Can a divorcing person create false debts to decrease the amount of support or marital property?

It’s not the common situation where you will see debts be manufactured, except in situations where people will suddenly create promissory notes with their relatives. That’s one thing that divorce attorneys always like to advise their clients, that if they’re going to be taking out debt from a friend or family member with the expectation that the debt be repaid, they definitely want to make sure that there is some note to memorialize the fact that the money was taken and that there’s the expectation of payment, and that that payment is expected in some specified time.

If that type of promissory note shows up in the divorce, in situations where you normally wouldn’t expect it to happen, we might think that that’s a false debt. For instance, during the marriage the in-laws of the wife, the husband’s parents, were typically lending money to the family in large quantities without any expectation of repayment, maybe they were gifted or maybe the loans were simply forgiven after a period of time, but there was never any money that exchanged hands to repay those debts.

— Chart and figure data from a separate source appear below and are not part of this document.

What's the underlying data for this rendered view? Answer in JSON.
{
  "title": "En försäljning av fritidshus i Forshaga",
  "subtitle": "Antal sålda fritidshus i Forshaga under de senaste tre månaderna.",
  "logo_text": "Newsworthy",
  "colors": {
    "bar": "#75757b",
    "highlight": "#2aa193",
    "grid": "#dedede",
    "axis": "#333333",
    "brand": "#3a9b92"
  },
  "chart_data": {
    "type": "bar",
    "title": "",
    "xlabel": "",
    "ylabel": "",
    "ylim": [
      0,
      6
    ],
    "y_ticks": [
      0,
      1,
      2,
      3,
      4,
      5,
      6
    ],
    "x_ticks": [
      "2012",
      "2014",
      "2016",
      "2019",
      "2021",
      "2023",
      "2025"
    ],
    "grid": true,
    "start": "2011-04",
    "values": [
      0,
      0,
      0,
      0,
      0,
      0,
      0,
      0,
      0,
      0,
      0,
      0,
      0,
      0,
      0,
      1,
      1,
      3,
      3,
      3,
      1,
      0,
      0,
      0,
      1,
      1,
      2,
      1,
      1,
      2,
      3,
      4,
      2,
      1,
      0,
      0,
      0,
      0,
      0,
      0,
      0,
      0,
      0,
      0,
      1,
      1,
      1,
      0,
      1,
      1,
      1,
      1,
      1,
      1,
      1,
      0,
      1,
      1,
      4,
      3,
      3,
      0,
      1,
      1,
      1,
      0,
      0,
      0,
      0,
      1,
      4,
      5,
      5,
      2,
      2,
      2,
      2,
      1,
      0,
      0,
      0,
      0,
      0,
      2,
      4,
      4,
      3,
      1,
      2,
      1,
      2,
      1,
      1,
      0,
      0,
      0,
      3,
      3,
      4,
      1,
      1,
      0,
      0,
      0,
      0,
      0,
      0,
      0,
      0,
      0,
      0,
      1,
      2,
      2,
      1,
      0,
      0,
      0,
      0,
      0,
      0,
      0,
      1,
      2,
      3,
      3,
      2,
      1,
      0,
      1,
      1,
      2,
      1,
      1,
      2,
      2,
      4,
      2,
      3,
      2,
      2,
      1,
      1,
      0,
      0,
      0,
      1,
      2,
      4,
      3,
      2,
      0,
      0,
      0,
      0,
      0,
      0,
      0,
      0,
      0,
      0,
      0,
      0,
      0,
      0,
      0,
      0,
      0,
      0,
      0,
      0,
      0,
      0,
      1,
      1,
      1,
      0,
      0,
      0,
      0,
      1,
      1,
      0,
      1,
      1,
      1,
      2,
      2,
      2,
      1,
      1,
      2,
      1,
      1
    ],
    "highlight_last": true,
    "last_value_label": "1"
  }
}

That might have been what was going on during the marriage. But then miraculously, as soon as one party filed the complaint for divorce, the father’s parents suddenly decide that they want to have explicit terms as to the dates of repayment and they want to have repayment made 50/50 by the parties in such a way that they can extinguish the debt.

When you start to see that type of gamesmanship, if you will, a requirement that debts be repaid in a way they never have been in the past, we will often claim that that is a false debt. Presumptively the note is valid, but we can always seek to rebut the presumption that it’s valid by taking testimony and looking at other facts and circumstances.

Why is it important to pay off joint debts before divorce?

It’s important that you take care of joint debts before divorce for a lot of reasons. The first thing is that when you are divorcing, you’re going to have a different amount of debt available to you to meet your expenses or for your spending, and as a result, your credit score is going to change even when there’s not an adverse situation in divorce, which is rare because most people are living at or above their means. Most people do not have enough of a reserve not to have any debt. But when you look at what happens in divorce, your economic situation changes and oftentimes that has a negative impact on your credit score. You want to be able to extinguish old debt and get that taken care of so that you can start to rebuild your credit history. If you don’t pay off the debts in divorce, that becomes harder and it usually takes longer than it otherwise would have.

The second issue is that if one spouse post-divorce has a change in their economic status, and they decide to perhaps file for bankruptcy, they’re going to be able to extinguish their debt whereas you’re going to continue to have a contractual obligation with the third-party debtor to maintain your debt. Now that doesn’t mean that your spouse might not be responsible for their share. You would potentially have an indemnity agreement where they have to share with you the expenses of your debt and pay either to the debtor, the creditor, or to you the amount that they are responsible for.

Ultimately, it really isn’t fair if their debt goes away and you’re still nursing your debt, so you want to make sure that the terms of your agreement specify who is going to have what debt post-divorce so that if there’s a change, that might be a change in circumstances where you would go back to court and ask for a reallocation of those debts. Of course, no one wants to go back to court. That is time-consuming and expensive. You really want to wrap those things up before you get divorced.